Polarization Boost and Ferroelectricity Down to One Unit Cell in Layered Carpy‐Galy La2Ti2O7 Thin Films

Abstract

Layered perovskite‐based compounds offer a range of unconventional properties enabled by their naturally anisotropic structure. Among these, the Carpy‐Galy phases (AnBnO3n+2), characterized by (110)‐oriented perovskite planes interleaved with additional oxygen layers, stand out for robust in‐plane polarization. However, the challenges associated with the synthesis of ultrathin Carpy‐Galy films and understanding the impact of strain on their properties limit their integration into devices.

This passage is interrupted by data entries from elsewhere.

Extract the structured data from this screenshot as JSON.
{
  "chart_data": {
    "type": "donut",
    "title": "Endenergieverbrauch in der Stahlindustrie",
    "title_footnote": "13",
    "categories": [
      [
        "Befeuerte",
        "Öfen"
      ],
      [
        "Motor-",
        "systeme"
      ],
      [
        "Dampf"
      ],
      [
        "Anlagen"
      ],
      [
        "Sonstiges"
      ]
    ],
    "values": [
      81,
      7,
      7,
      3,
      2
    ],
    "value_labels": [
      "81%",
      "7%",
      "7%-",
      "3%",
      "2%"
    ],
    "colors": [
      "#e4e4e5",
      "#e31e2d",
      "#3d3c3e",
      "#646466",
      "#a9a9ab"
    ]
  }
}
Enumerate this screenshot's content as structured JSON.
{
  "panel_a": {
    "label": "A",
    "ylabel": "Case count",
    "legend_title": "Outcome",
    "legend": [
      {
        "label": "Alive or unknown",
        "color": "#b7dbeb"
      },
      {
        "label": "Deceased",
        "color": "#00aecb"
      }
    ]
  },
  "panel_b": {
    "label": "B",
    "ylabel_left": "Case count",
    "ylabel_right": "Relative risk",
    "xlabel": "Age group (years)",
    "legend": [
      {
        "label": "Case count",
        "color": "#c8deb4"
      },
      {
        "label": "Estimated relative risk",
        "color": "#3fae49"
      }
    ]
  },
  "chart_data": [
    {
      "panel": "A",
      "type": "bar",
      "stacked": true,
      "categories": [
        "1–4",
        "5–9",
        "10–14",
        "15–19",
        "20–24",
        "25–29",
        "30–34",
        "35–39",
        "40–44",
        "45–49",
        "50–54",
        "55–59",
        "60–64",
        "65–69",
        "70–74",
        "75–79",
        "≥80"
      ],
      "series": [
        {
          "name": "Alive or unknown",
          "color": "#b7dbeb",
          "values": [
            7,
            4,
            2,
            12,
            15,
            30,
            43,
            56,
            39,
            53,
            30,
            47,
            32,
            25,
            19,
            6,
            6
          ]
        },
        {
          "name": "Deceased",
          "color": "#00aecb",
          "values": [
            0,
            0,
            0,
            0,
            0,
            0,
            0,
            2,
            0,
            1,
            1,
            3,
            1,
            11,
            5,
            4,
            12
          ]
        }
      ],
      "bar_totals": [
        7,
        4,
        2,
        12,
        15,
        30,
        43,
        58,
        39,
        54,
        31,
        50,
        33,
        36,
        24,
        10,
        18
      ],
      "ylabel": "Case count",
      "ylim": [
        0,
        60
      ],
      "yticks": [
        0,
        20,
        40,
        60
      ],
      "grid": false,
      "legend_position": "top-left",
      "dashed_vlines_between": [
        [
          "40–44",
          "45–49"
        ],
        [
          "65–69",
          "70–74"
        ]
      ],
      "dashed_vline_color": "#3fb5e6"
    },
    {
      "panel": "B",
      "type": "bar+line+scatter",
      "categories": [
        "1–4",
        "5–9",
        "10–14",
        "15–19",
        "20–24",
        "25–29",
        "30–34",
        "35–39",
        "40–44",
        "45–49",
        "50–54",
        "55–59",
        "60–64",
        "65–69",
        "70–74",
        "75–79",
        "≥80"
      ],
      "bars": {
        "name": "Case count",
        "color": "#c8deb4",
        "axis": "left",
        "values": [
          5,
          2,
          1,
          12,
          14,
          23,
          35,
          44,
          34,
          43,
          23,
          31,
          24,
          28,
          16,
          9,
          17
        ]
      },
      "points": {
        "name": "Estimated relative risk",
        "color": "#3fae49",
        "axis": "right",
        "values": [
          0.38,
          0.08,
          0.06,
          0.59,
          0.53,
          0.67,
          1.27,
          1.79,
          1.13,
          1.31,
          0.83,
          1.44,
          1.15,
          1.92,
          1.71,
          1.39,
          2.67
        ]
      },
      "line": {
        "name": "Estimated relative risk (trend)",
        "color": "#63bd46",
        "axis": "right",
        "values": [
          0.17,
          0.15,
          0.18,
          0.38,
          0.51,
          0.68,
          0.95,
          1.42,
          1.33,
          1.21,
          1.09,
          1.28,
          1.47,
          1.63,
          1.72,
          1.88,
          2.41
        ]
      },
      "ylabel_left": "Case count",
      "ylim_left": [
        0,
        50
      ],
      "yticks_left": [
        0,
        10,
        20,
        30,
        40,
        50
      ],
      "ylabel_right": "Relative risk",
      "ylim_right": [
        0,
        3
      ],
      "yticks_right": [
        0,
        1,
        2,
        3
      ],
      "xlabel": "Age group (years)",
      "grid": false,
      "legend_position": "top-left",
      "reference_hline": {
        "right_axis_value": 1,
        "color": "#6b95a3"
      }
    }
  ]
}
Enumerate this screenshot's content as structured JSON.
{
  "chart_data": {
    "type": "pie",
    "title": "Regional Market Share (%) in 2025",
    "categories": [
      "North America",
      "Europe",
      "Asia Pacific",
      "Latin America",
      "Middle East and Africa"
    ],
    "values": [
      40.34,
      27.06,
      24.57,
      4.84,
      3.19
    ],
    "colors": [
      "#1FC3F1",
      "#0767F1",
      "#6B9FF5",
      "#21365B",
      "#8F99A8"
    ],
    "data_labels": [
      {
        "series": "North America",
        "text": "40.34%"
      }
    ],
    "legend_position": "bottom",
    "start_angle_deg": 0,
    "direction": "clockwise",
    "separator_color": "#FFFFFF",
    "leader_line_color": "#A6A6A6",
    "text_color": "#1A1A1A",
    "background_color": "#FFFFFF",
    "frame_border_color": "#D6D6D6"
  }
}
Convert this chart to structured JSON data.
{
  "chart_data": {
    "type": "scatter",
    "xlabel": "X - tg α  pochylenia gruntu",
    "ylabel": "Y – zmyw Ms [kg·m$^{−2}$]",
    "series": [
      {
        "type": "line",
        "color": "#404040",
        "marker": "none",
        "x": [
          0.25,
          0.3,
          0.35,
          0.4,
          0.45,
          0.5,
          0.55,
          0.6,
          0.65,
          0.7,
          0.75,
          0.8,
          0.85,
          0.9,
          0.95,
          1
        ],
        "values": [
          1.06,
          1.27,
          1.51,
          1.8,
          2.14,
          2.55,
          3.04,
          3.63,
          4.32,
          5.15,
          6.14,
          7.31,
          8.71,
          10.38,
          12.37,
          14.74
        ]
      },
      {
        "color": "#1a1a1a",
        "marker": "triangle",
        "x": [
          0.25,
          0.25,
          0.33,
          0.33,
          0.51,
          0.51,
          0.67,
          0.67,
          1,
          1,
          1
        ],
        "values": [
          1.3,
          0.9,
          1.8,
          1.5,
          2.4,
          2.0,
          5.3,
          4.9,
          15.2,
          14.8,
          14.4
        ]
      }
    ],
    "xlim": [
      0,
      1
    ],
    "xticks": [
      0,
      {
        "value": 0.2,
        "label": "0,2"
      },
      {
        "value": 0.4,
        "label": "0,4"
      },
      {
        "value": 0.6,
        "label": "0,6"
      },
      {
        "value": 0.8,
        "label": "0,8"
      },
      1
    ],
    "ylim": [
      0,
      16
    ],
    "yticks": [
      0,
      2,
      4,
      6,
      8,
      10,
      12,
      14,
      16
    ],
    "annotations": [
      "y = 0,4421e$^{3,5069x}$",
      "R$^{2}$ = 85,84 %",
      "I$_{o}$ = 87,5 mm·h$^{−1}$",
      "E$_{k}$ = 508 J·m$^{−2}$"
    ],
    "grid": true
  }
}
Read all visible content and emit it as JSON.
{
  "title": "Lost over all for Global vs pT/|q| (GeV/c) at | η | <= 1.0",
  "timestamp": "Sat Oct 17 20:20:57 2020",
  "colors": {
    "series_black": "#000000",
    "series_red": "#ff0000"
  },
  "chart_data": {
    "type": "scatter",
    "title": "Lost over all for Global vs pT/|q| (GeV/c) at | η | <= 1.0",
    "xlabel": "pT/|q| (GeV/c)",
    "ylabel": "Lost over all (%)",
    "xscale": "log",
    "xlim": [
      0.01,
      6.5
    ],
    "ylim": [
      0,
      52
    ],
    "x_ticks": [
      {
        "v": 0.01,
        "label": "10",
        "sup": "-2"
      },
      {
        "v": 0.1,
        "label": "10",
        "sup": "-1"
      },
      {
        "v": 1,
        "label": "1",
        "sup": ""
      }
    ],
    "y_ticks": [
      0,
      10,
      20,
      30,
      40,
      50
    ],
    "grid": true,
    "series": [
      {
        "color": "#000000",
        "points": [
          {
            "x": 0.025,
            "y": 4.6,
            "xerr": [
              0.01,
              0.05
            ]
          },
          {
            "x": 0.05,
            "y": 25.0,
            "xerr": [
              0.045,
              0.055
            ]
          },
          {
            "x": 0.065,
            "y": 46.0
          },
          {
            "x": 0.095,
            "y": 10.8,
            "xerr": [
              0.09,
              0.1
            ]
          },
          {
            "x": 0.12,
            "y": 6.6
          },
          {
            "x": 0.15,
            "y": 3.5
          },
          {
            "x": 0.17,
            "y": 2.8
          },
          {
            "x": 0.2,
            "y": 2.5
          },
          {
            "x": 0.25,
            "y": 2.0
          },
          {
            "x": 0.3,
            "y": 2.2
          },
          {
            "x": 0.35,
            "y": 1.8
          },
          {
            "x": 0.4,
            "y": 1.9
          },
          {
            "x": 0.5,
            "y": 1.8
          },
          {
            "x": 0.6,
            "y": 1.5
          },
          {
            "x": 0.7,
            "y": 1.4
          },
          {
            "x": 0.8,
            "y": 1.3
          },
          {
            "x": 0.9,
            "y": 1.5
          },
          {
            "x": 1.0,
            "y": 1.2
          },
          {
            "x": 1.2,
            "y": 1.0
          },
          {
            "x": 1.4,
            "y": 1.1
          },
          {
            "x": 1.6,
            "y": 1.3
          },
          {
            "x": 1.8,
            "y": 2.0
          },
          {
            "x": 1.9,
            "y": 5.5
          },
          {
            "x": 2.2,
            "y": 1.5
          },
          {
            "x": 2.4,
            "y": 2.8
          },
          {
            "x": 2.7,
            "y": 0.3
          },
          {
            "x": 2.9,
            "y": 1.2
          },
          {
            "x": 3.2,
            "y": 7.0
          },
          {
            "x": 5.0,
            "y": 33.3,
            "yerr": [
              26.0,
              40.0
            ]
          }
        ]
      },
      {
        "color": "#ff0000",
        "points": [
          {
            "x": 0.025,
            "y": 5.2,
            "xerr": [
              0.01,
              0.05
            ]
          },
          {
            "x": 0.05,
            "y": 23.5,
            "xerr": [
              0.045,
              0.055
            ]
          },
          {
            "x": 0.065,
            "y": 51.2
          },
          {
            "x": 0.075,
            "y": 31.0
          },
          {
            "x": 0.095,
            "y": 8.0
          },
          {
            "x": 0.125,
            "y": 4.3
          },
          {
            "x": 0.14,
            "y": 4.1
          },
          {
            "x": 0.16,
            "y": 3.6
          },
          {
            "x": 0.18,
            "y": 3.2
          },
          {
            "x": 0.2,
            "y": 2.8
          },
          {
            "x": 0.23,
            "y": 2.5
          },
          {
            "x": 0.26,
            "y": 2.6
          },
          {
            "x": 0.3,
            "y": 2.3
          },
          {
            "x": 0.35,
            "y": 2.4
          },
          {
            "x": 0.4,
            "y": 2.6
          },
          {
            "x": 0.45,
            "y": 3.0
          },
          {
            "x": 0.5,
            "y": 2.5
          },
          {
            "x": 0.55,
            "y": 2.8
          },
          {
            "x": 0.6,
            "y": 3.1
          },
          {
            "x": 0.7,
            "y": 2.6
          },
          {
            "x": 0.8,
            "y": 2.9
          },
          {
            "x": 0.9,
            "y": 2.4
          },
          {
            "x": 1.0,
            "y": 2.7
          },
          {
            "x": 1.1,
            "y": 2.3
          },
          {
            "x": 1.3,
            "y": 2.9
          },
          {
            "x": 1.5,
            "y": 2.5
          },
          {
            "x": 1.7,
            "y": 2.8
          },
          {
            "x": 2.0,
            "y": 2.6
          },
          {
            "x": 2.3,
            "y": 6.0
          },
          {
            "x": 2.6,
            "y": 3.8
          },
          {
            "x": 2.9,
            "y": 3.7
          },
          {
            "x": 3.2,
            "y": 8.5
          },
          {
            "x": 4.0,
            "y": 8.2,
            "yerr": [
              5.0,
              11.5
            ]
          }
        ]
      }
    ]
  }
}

Here, La2Ti2O7 (n = 4) films grown on substrates imposing tensile, compressive, or negligible epitaxial strains are investigated. Surprisingly, a 3% tensile strain from DyScO3 (100) substrates facilitates layer‐by‐layer growth mode, whereas compressive (LaAlO3‐Sr2TaAlO6 (110)) or negligible (SrTiO3 (110)) epitaxial strains require post‐deposition annealing to reach comparable crystallinity. Using density‐functional theory calculations, scanning probe microscopy, X‐ray diffraction, scanning transmission electron microscopy, and polarization switching experiments, it is confirmed that these films possess exceptional ferroelectric properties, including a polarization of 18 µCcm−2 – more than three times higher than previously reported – as well as persistence of ferroelectricity down to a single‐unit‐cell thickness. This study not only advances the understanding of Carpy‐Galy phases as epitaxial thin films but also lays a foundation for their integration into advanced ferroelectric device architectures.